After Love Never Dies flopped noisily on the West End last year, Lloyd Webber took it far from the madding crowd, to Melbourne’s Regent Theatre, where the direction and design were overhauled (again–he’s been tinkering with the concept since 1990). The show was originally based on Forsyth’s 1999 book sequel The Phantom of Manhattan (connections never die) but it has changed boroughs and is now set in Coney Island, where, a decade after the to-do at the Paris Opera House, the Phantom secretly runs the Phantasma, an amusement park conceived as a maze of catwalks and mirrored scenic elements. Looking after him is the loyal Madame Giry, who hopes that the Phantom will bestow his musical genius on her daughter Meg. The Phantom, however, only has ears for his ingenue Christine, for whom he still pines.
Fate, and the gambling debts accrued by her husband Raoul (the dullest hero in the musical theatre canon, reconfigured as an ungrateful louse), bring Christine to New York, where in due course she and the Phantom renew their off-key relationship. The book, by Lloyd Webber, Ben Elton, and Glenn Slater, introduces her nine-year-old son, Gustave, whose true parentage–unsurprise!–is established by the end of Act One. In Phantom, the grandiloquent title character is terrifying and pitiable; here he’s a pain in the neck, messing up a marriage and interfering with the two-bit showbiz aspirations of his closest friends. Not much is at stake, and the petty changes to Raoul, Madame Giry, and Meg (the two women have larger roles in Forsyth’s novel and the Phantom movie, which cribbed from it) are bound to annoy fans. And, what, was the Phantom plying Christine with champagne and roofies down in his lair?

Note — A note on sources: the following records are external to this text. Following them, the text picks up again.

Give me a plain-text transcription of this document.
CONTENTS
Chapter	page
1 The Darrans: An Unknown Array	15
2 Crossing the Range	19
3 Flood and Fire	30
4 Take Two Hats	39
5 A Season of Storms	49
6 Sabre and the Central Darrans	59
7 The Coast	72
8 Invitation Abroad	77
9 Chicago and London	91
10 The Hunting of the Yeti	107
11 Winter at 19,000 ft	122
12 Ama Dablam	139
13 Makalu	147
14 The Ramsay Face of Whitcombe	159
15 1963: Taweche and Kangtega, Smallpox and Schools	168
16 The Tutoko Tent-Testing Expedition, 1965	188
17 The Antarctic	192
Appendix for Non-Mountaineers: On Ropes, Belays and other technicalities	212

You thought they were just singing…
Some of this would get a pass if Phantom veteran Charles Hart and Slater (of the Little Mermaid and Sister Act musicals) had written memorable lyrics to accompany Lloyd Webber’s music, which is at its most energetic during the vaudeville numbers. All I heard, though, were distant echoes of Phantom standards like “Music of the Night” and “Masquerade,” which I couldn’t help but hum as I tried to concentrate on the new tunes. The music, like the production, is handsome but inert.
Audio/Video: If you’re dubious (and rightly so) about the show’s North American prospects, the Blu-ray is the next best thing to having been there. (Love Never Dies, which will play Copenhagen in October, is also on DVD.) The AVC-encoded 1080p transfer (2:35:1 aspect ratio) is rich and atmospheric, as is the DTS Master Audio 5.1 audio mix, which is discreet regarding audience reaction. (I figure that even in provincial Melbourne–“the perfect place to make an end-of-the-world movie,” as On the Beach co-star Ava Gardner allegedly noted– it was rather muted.)
Special Features: A 14-minute “Making Of” that has Lloyd Webber tiptoeing around the West End reaction and focusing on the warmth and congeniality of the Melbourne company is the only extra.
Bottom Line: Love Never Dies will satisfy your curiosity about what happened next–then send you back to the original for a return visit, or to The Phantom of the Opera at the Royal Opera Hall, which has also been released. Look on the bright side–it could have been Cats II: The Return.